Stellenbosch University said in a statement yesterday that South Africans should be allowed, and in fact encouraged, to generate their own electricity.
The Dean of the Faculty of Engineering at Stellenbosch University, Professor Wikus van Niekerk, pointed out that consumers were overly dependent on obtaining electricity from one source – Eskom – distributed via the national grid by Eskom or local municipalities while other sources of electricity are readily available at an even lower cost than what consumers currently pay.
“The technology and equipment for households to generate their own electricity have developed to such an extent that real alternatives are available … Not only should consumers be encouraged to invest in these technologies, but should also be supported to do so – at least financially – through appropriate tariff structures.”
He pointed out that although many municipalities now did allow consumers to install solar photovoltaic (PV) modules on their premises, and even to feed excess energy back into the grid, the way that most municipalities have structured these so-called “feed-in tariffs” in fact penalised consumers who did so.
“This is the major reason why many consumers install these systems without informing the local authorities, which creates a threat to the safety of electricians who may have to work on the lines.
“In Europe, the USA, and many other countries, the authorities did exactly the opposite by in fact subsidising the installations of the systems through an attractive feed-in tariff.

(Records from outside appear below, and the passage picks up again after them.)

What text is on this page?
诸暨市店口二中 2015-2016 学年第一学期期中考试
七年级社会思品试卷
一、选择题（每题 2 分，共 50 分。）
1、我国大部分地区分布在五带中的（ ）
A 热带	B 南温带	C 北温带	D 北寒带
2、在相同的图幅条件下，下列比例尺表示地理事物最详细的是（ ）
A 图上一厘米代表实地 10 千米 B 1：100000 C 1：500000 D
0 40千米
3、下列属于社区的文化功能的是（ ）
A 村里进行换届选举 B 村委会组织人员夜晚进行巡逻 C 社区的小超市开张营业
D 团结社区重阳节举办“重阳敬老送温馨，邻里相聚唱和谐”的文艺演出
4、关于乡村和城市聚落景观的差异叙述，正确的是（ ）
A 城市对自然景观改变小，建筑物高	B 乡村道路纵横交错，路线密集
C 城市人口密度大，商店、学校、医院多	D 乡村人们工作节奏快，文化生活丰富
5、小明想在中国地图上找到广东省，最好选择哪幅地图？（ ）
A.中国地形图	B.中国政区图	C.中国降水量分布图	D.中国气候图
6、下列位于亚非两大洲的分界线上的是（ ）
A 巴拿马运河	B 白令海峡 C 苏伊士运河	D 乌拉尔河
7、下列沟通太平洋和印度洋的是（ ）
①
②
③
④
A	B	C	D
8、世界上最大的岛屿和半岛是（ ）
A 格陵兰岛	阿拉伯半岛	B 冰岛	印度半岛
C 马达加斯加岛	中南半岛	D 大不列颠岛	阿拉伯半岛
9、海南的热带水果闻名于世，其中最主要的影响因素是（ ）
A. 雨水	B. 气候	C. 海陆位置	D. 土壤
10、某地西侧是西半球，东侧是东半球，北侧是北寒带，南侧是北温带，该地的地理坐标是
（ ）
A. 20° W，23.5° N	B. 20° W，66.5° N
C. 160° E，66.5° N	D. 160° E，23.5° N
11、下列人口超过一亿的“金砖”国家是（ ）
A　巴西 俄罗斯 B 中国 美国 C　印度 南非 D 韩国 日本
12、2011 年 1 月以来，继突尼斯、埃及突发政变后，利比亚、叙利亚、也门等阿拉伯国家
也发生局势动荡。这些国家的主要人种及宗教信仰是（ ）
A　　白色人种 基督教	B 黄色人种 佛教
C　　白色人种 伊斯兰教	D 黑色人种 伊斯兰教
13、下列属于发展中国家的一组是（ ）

Over the last few years the capital cost of these systems have been significantly reduced to such an extent that a homeowner can now generate electricity for less than what they typically pay their local municipality and they will also be willing to sell their excess electricity to the local municipality at the same, or even a lower rate than what the municipality pays Eskom. “
He added that the investment in solar water heating and other energy efficient devices such as LED lights were a good start to reduce the amount of energy used in residential areas, but consumers should now be empowered to install photovoltaic panels on houses’ roofs to generate electricity as well and become prosumers.
“Admittedly, photovoltaic panels, batteries and inverters are not cheap, but it is an investment not beyond the reach of a large section of the residential market,” Van Niekerk stated. “Not only will it reduce the demand on the grid, but it is of course a much cleaner form of electricity.”
By allowing homeowners to install their own PV systems they will reduce the current demand from Eskom, that they cannot meet, and later on free up capacity to be made available for other consumers to grow the economy.
He concluded that while there is a window of opportunity to stimulate the rooftop PV market and reduce the demand on the fragile Eskom generators, it called for vision and co-operation between all sectors of government, the private and public sectors.